Figure 1.
Characterization of mAb 2A10G6 in vitro.
A. Cross-reactivity of 2A10G6 with four DENV serotypes and four other representative flaviviruses determined by indirect immunofluorescence analysis. BHK21 cells were infected separately with DENV1–4, YFV, WNV, JEV, or TBEV. Three to 5 days after infection, cells were fixed and analyzed by IFA with 2A10G6. Uninfected cells were run simultaneously as negative controls. B. The specificity of 2A10G6 for the DENV2 prME protein. BHK21 cells were transiently transfected with the recombinant plasmid encoding the prME protein or with a control vector, empty pcDNA3.1. At 48 h after transfection, cultured cells were lysed and analyzed by western blotting with 2A10G6. C. The specificity of 2A10G6 for the DENV2 DI–DII peptide. The DENV2 DI–DII peptide was expressed in E. coli as a fusion protein with thioredoxin, and binding of different concentrations of 2A10G6 with DENV2 antigen and recombinant DI–DII peptide was detected by ELISA.
Figure 2.
Comparison of the amino acid sequences of flavivirus E proteins.
Amino acids at positions 72 to 120 are shown. Boxed residues indicate that positions 98 (green), 99 (blue), and 101 (red) were highly conserved among the flaviviruses examined and constitute a conformational epitope.
Figure 3.
Structural mapping of the 2A10G6 epitope.
A. the structure of the 2A10G6 epitope in the crystal structure of DENV2 E protein. Residue numbering is based on the E gene sequences. The regions in red are thought to be structurally near these three residues. B. Three-dimensional comparisons of the 2A10G6 epitope in the three known crystal structures. DENV2, WNV, and TBEV E proteins are in shades of red, blue, and cyan, respectively.
Figure 4.
Neutralization activity of 2A10G6 to various flavivirus strains.

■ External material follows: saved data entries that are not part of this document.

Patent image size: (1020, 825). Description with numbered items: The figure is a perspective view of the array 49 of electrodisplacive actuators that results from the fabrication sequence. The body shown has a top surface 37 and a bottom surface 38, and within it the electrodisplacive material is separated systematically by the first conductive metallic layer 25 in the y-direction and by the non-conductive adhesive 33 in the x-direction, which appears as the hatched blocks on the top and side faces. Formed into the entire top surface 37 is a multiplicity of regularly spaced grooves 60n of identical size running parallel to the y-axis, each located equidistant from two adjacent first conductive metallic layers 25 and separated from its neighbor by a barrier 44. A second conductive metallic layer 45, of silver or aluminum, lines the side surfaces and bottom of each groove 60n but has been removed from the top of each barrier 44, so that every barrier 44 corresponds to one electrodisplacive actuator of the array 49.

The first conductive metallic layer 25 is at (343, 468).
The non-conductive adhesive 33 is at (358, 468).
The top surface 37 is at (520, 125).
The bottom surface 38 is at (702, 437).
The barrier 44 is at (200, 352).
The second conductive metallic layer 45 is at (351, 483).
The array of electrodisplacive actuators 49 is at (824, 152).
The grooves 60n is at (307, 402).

Viruses were mixed with 2A10G6 at different concentrations. Neutralization activities were evaluated by plaque reduction assays using BHK21 cells.
Figure 5.
Protection of 2A10G6 against DENV 1-4 in suckling mice.
2A10G6 at 100, 20, or 4 µg/ml was incubated with 104 PFU/ml of DENV 1–4 and inoculated into brains of suckling mice. Mortality was the outcome measured. Viruses with PBS were included as a negative control. The number of animals for each antibody dose ranged from 9 to 12. Kaplan–Meier survival curves were analyzed by the log-rank test and compared to curves of the PBS controls. Significant differences are indicated by asterisks (*** p<0.001, ** p<0.01 and * p<0.05). A, B, C, and D represent DENV1, DENV2, DENV3, and DENV4 infection, respectively.
Figure 6.
Protetcion of 2A10G6 against WNV in mice.

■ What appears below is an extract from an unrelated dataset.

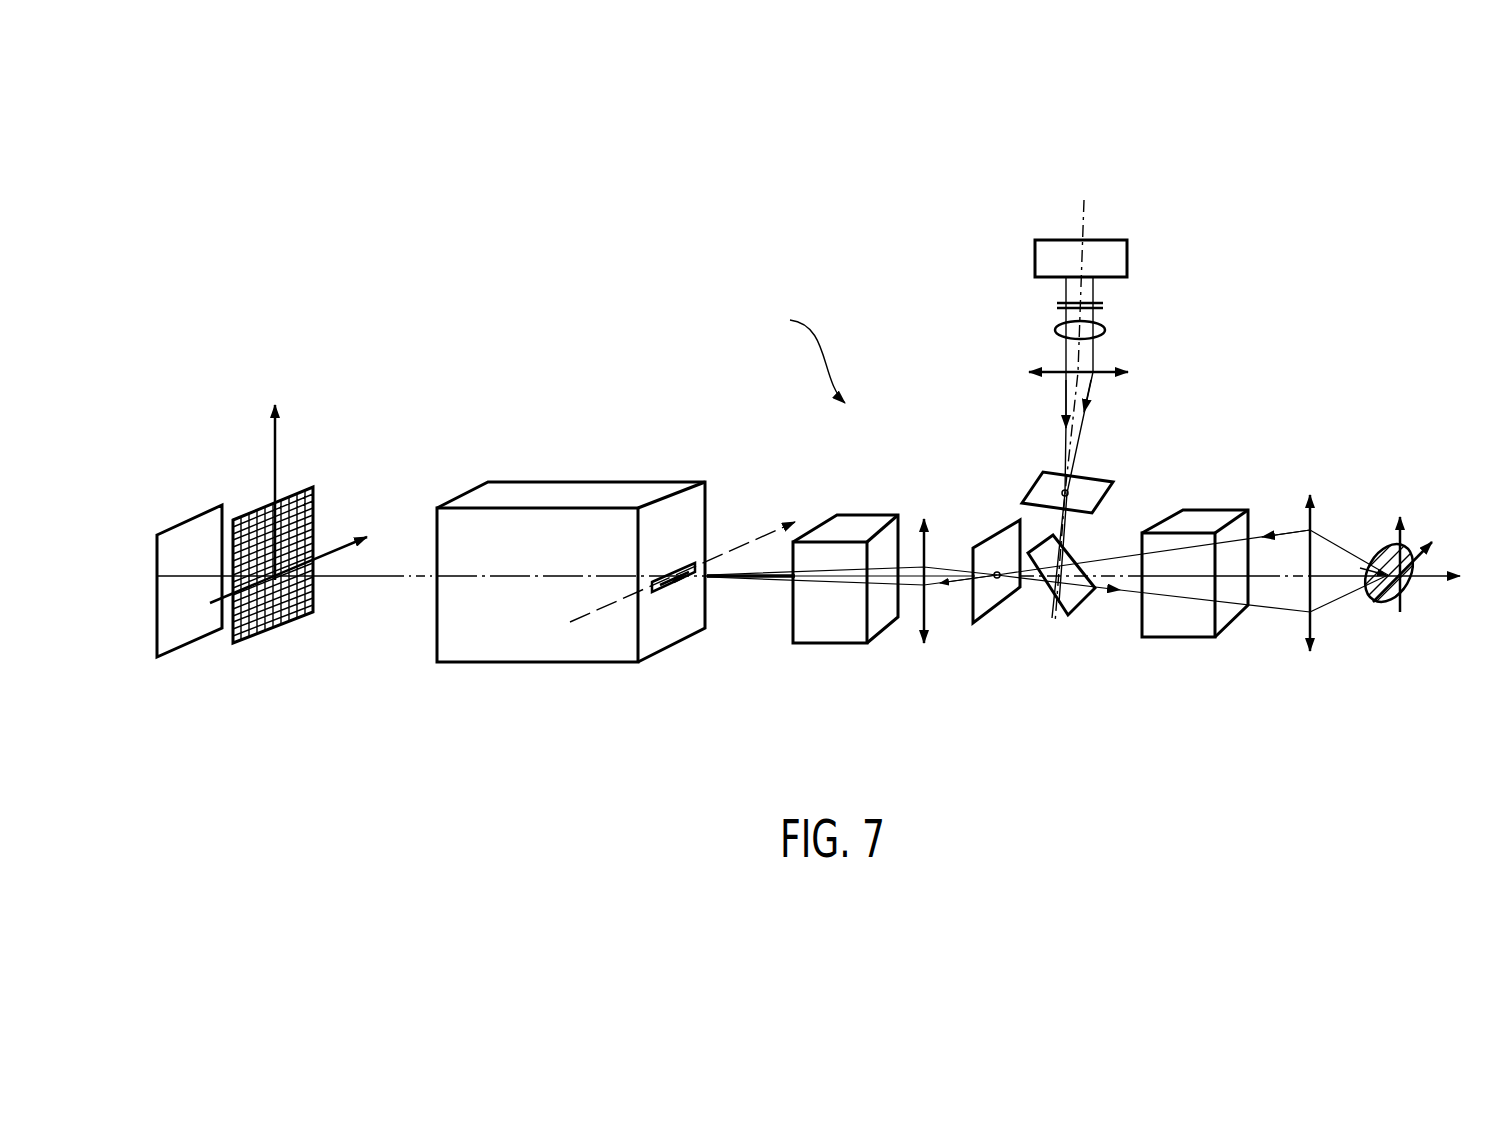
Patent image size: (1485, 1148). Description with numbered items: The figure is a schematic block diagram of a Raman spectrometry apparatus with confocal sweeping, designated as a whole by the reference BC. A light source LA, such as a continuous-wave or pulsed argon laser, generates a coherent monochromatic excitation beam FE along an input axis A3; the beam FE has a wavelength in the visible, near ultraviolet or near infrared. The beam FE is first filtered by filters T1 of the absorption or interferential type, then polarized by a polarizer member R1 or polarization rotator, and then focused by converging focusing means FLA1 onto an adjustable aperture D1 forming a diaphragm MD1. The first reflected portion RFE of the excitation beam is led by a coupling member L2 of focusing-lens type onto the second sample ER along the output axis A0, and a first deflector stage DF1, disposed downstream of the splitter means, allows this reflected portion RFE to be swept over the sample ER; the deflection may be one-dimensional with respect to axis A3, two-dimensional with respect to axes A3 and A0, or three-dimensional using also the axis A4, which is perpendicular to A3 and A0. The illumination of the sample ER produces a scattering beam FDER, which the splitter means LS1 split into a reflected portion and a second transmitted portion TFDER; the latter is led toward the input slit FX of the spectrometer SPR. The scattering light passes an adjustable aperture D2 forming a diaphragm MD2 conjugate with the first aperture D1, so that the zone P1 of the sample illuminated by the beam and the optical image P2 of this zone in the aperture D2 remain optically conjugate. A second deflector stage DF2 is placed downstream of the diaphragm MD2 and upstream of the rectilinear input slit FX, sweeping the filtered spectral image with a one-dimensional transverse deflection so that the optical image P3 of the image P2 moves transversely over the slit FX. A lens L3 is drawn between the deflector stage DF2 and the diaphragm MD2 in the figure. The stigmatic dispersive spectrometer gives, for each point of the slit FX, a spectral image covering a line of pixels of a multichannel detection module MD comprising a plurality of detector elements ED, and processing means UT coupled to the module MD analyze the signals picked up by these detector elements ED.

Group of 4-week-old Balb/C mice were administrated with 200 µg of 2A10G6 one day before (A) or after (B) challenge with 40 PFU of WNV. PBS was included as a negative control. Kaplan–Meier survival curves were analyzed by the log-rank test and compared to curves of the PBS controls. Significant differences are indicated by asterisks (** p<0.01 and * p<0.05).
Figure 7.
Mechanism of 2A10G6-mediated neutralization.
A. Dengue virus binding to BHK21 cells. The DIII-specific neutralizing mAb 2B8 blocked cellular attachment significantly more than the DI–DII–specific neutralizing mAb 2A10G6 or controls, including no antibody (BSA) and the non-neutralizing mAb 2H11. Fold reductions are reported with standard deviations as the average of four independent experiments. B. Pre- and post-adsorption inhibition assays. Pre-binding of DENV2 with 2A10G6 or 2B8 significantly protected against infection (solid lines) (Pre). In contrast, 2A10G6 but not 2B8 inhibited infection when added after virus binding (dotted lines) (Post). Infection percentages at the different antibody concentrations are shown with standard deviations.